Sincerely, Paper 940 Authors
Dear Authors,
Thank you very much for providing additional experimental results. I have no further questions at the moment and would like to decide on my final score after discussing it with AC and the other reviewers.
Have a good day!
Best, Reviewer
Dear reviewer Daqu,
We sincerely thank you for the time and feedback. We hope our existing rebuttal has addressed your previous concerns well. If you have any further questions during the next discussion period, please let us know, and we would be happy to answer them. Thank you once again!
Sincerely,
Paper 940 Authors
Dear Reviewers,
We are grateful to the reviewers for their invaluable feedback and the time they dedicated to evaluating our work. We are excited to see that reviewers identified the novelty of our technical contribution (R2), clear motivation (R2, R3), convincing experiments (R2), superior performance (R2, R3, R4), and well-written (R1, R2, R3).
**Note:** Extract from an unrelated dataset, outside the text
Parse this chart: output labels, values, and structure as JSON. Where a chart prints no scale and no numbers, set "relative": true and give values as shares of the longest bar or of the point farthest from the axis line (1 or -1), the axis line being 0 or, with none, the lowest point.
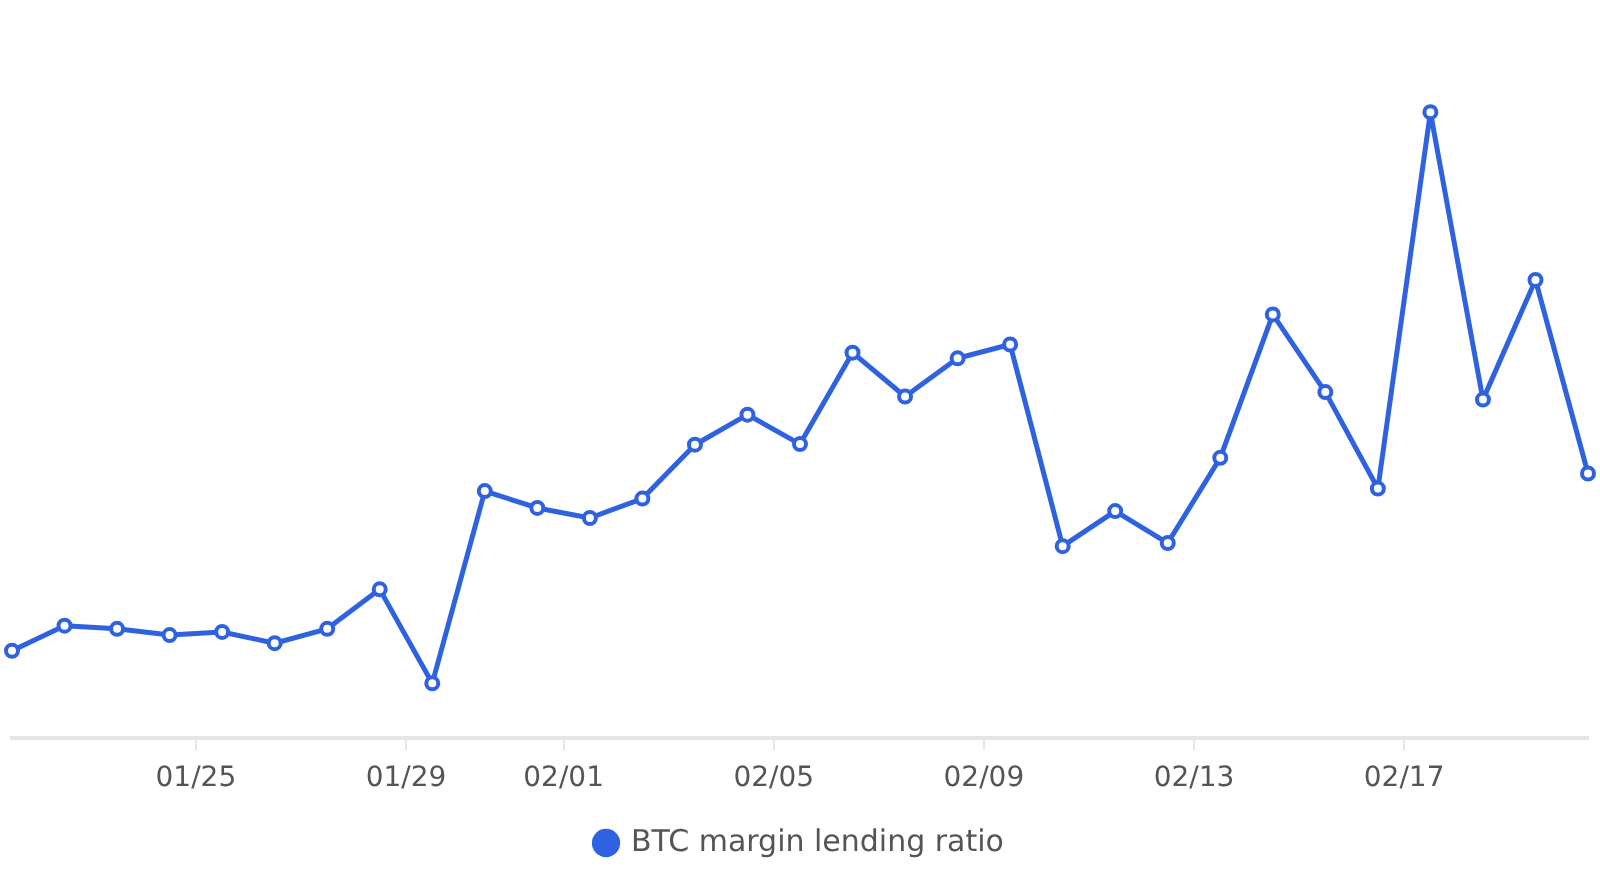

We respond to each reviewer separately with a detailed analysis to answer all the questions. We think that our following rebuttal has sufficiently addressed the concerns raised by the reviewers. Please reply if you have any further questions. Thank you again for your insightful feedback, and we look forward to continuing the discussion.
Best regard,
Paper 940 Authors
This paper received mixed ratings of Reject, Strong Accept, and two Borderline Accepts. Three Reviewers see the merits of this work and share positive opinions. Reviewer Daqu (who suggested Reject) has concerns in the insights of this work in architectural innovation for point clouds, and comparison to baseline PointNext. After reading the authors rebuttal and the reviewers' comments, the AC agrees with the other 3 reviewers that introducing Mamba to point clouds in non-trival and useful to the community. Comparative results to PointNext have been provided in the rebuttal. The AC suggests Accept and encourages the authors to includes these additional importants results provided in Rebuttal into the camera ready version.